The ABS model is a robust (w.r.t. Adversarial Examples) classifier on MNIST. For more details checkout our paper "Towards the first adversarially robust neural network model on MNIST https://arxiv.org/abs/1805.09190 [1].
This code provides the pre-trained ABS models and baselines such as: a vanilla CNN, a binary CNN, a Nearest Neighbour classifier, the model of Madry et al. [2] and our Analysis by Synthesis (ABS) model.
A random selection of adversarial examples for the different models can be seen below.
Smallest adversarial examples for different architectures.

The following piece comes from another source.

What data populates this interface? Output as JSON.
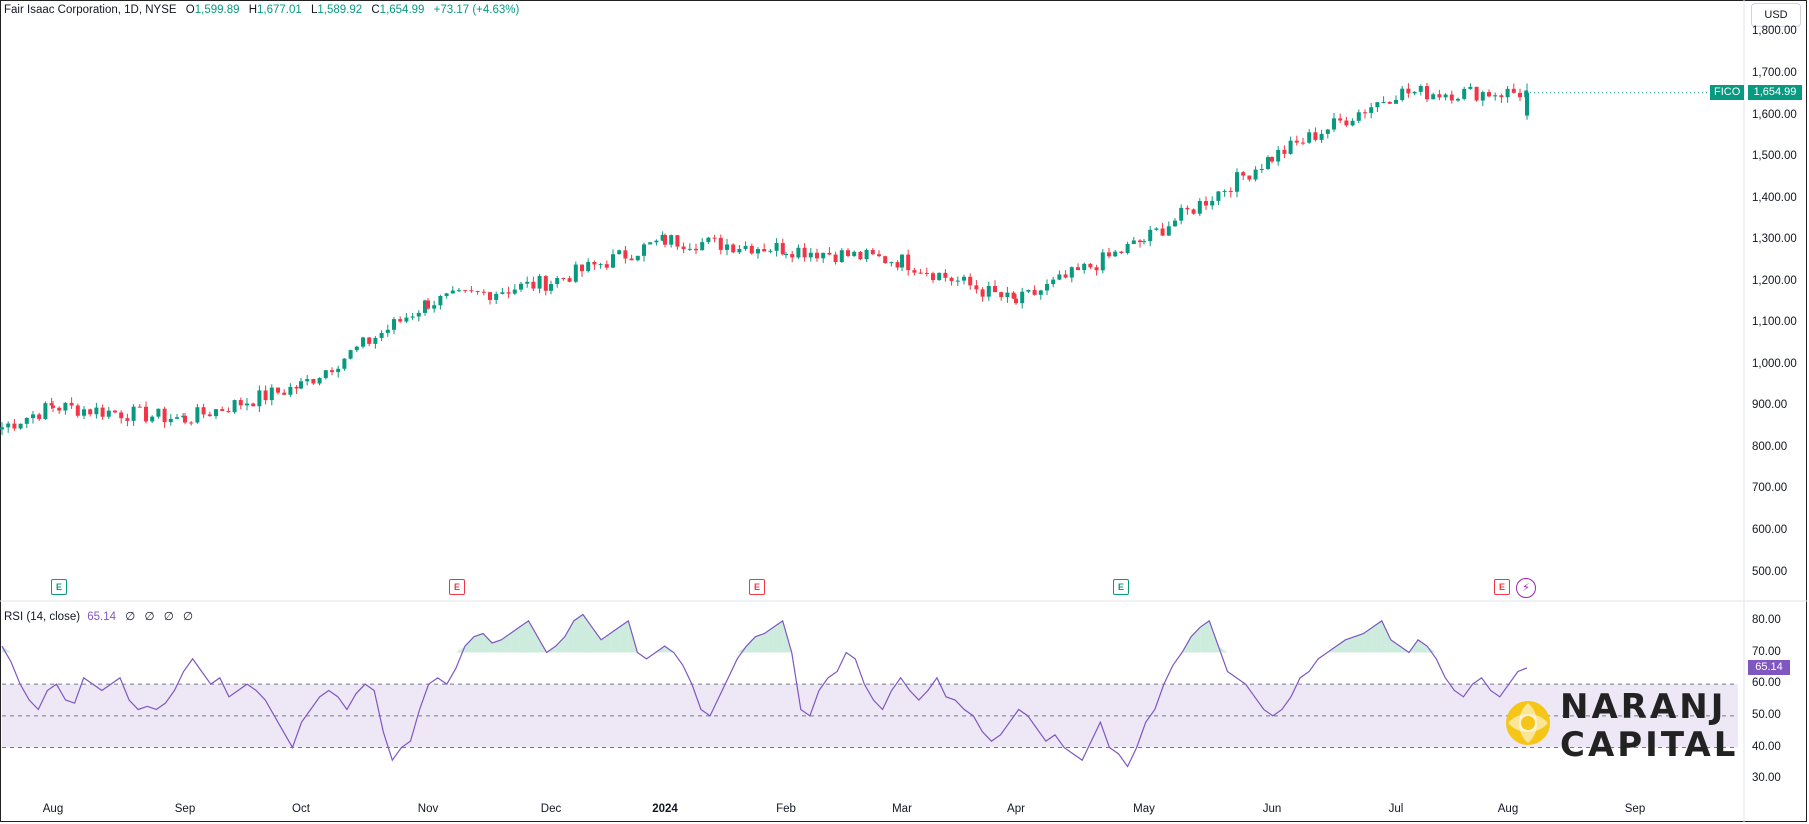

To generate adversarial examples and run the code agnostic of the deeplearning framework (e.g. tensorflow, torch), we use foolbox [3]. Foolbox support decision-, score- and gradient-based attacks. For gradient-based attacks, the gradients can either be calculated directly or estimated with the model scores and finite difference based methods. Additionally some model specific attacks (LatentDescent) are provided.
Lastly we also compute distal (also called trash) adversarial examples which are unrecognizabale images which are classified with high confidence.
Distal adversarials which are classiefied as "1" with >90% certainty.
The model can be loaded and supports the standard pytorch API
from abs_models import models as mz # model zoo
from abs_models import utils as u
model = mz.get_VAE(n_iter=50) # ABS do n_iter=1 for speedup (but ess accurate)
batch, label = u.get_batch() # returns torch.tensor, shape (batch_size, n_channels, nx, ny)
logits = model(u.n2t(batch))
For a complete example using foolbox see "scripts/attacks.ipynb" or "scripts/attacks.py".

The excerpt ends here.